I like these sorts of things every so often, so thought I'd throw this up if anyone wanted to have a stab at it

Let's consider "stacks" of blocks in any number of dimensions - and for this example we'll consider a side length of 5.

So, a one dimensional stack of blocks would just be 5 blocks on top of each other - therefore using 5 blocks in total.

A two dimensional "stack" of blocks would have 5 blocks on the bottom, then 4, then 3, then 2 and then 1. So this would use 15 blocks in total.

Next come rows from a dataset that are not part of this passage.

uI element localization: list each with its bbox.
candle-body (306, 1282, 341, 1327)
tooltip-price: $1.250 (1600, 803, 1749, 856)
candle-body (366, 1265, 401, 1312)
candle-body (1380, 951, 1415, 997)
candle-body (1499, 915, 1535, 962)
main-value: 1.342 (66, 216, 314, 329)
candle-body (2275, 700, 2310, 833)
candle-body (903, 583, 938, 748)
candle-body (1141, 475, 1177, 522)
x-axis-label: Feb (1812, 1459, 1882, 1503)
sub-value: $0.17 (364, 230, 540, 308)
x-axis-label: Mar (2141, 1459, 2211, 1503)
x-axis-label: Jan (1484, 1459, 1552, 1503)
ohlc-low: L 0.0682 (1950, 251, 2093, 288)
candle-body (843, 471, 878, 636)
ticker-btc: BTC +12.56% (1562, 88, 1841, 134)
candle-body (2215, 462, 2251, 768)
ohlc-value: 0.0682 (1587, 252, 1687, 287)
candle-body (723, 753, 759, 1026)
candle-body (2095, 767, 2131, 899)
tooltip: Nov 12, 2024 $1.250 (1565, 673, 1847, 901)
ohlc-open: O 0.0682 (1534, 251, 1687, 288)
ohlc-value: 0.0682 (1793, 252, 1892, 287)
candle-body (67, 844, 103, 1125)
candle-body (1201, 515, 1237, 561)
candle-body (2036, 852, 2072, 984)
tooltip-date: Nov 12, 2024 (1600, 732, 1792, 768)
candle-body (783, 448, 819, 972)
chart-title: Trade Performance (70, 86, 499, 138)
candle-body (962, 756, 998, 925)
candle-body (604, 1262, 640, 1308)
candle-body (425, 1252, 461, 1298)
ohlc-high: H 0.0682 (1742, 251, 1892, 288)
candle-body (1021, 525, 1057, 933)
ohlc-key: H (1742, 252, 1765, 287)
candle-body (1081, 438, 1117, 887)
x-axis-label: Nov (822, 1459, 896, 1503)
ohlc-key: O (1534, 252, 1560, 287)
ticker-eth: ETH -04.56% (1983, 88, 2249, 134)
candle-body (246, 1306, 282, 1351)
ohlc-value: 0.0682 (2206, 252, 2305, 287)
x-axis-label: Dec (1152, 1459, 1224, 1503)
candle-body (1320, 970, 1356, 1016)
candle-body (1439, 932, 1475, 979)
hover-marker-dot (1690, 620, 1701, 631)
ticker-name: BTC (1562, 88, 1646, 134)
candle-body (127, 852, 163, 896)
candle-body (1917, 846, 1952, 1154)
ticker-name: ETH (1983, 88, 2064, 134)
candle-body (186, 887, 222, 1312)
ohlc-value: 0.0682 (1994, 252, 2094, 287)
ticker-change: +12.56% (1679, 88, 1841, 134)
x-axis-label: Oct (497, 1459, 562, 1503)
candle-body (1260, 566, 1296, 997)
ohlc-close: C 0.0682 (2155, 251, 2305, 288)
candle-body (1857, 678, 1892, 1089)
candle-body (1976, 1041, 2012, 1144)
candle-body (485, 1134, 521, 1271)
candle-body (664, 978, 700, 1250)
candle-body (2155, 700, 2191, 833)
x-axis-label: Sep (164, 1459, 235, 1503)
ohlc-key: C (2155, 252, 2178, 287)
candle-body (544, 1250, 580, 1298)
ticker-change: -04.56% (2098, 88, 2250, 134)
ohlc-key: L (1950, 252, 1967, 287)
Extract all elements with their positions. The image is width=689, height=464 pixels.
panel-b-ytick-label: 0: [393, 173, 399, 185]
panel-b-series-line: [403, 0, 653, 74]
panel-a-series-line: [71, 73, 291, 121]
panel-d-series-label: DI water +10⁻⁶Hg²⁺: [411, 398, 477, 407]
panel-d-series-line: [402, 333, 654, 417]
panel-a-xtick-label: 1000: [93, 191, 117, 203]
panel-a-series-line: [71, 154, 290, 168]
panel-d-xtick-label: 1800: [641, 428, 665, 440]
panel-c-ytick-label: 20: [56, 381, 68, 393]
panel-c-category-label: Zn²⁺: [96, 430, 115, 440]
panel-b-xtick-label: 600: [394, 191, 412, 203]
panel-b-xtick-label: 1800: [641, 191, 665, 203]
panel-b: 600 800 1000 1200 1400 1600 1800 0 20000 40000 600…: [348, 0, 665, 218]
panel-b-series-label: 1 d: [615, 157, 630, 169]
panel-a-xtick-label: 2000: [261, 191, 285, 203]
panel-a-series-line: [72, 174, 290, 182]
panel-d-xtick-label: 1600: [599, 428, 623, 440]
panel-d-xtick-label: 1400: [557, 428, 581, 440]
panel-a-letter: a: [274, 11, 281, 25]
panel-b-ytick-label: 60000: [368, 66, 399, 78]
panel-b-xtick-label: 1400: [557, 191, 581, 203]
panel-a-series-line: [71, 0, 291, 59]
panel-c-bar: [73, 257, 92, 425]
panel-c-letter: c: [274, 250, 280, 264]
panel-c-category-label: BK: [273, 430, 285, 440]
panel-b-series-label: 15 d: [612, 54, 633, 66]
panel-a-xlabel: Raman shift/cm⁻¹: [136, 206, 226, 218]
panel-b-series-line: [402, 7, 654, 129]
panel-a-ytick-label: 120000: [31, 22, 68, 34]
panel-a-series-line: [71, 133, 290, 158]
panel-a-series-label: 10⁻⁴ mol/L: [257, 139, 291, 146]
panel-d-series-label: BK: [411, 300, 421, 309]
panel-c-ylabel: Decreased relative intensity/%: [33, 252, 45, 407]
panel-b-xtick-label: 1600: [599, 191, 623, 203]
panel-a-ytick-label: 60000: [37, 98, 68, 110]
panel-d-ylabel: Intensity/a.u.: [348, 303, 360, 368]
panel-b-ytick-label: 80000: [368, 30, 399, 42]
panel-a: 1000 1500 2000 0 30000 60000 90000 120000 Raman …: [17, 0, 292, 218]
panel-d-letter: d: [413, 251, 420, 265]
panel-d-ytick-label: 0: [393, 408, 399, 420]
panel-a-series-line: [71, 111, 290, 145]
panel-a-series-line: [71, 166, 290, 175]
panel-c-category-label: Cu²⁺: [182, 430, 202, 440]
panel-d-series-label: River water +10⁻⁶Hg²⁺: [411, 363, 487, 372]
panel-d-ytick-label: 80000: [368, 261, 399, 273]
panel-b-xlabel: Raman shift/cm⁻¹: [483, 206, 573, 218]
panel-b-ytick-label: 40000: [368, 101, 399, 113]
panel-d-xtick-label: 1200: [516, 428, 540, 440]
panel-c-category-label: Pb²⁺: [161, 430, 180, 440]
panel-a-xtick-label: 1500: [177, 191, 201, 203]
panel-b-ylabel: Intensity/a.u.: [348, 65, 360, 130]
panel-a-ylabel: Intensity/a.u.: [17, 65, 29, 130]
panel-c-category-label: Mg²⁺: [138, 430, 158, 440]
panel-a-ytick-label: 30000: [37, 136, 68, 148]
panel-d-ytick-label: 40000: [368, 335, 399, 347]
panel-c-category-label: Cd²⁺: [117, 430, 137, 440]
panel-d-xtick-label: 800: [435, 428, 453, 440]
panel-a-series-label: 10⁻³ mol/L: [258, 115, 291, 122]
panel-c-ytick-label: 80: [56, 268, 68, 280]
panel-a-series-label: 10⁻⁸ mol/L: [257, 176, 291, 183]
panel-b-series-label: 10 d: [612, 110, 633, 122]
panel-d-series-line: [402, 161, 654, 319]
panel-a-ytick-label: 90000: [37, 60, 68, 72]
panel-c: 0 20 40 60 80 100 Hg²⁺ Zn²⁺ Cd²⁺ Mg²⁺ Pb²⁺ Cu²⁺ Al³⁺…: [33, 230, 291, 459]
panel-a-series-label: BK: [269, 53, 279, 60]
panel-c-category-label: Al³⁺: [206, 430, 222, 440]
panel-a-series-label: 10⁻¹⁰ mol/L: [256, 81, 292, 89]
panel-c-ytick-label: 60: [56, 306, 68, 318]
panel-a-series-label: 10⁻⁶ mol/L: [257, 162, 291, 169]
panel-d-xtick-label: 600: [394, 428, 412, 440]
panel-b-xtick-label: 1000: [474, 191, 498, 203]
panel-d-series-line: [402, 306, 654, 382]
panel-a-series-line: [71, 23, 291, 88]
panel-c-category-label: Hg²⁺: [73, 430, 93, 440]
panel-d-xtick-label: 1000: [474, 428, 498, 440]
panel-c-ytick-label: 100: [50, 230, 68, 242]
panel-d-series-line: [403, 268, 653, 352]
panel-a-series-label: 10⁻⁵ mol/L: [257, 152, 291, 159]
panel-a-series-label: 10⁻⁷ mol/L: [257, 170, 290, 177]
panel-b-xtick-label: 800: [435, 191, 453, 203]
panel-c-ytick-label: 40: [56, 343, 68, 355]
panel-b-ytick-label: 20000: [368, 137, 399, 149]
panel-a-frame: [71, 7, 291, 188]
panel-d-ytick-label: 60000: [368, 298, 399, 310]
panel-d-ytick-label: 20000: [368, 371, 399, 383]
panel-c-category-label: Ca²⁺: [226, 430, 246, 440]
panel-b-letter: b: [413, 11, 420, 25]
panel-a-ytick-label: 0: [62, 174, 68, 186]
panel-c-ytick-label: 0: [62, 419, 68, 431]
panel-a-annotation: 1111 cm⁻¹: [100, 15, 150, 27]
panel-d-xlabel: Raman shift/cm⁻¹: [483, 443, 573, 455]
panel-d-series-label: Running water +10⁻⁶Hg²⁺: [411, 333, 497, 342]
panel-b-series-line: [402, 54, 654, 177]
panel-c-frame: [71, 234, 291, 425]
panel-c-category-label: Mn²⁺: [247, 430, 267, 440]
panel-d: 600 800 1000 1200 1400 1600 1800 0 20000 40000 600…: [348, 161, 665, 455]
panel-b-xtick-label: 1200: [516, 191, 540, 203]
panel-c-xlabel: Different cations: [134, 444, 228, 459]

A 3 dimensional "stack" of blocks would be a triangular pyramid. So it'd have 15 blocks on the bottom arranged in a triangle (5, 4, 3, 2, 1) then 10 blocks arranged in a triangle (4, 3, 2, 1) all the way up to just one block at the top. So this would use 35 blocks in total.

Applying this same logic, how many blocks would be needed to make a 4 dimensional "stack" of side length 5?

Following on from this, can you write a method / function that will, given the side length and number of dimensions, work out the total number of blocks needed?

An interesting spin off of this problem is this - given a normal triangular pyramid of blocks (3D) and assuming each block can only take a certain amount of weight before it collapses, if built tall enough will the whole pyramid collapse under its own weight? If we apply this to a 4D "pyramid", would it do the same thing? If so, is there a number of dimensions for which it won't ever collapse under its own weight?

EDIT: For clarification, I'm still assuming gravity is a vector force only ever acting on a single dimension.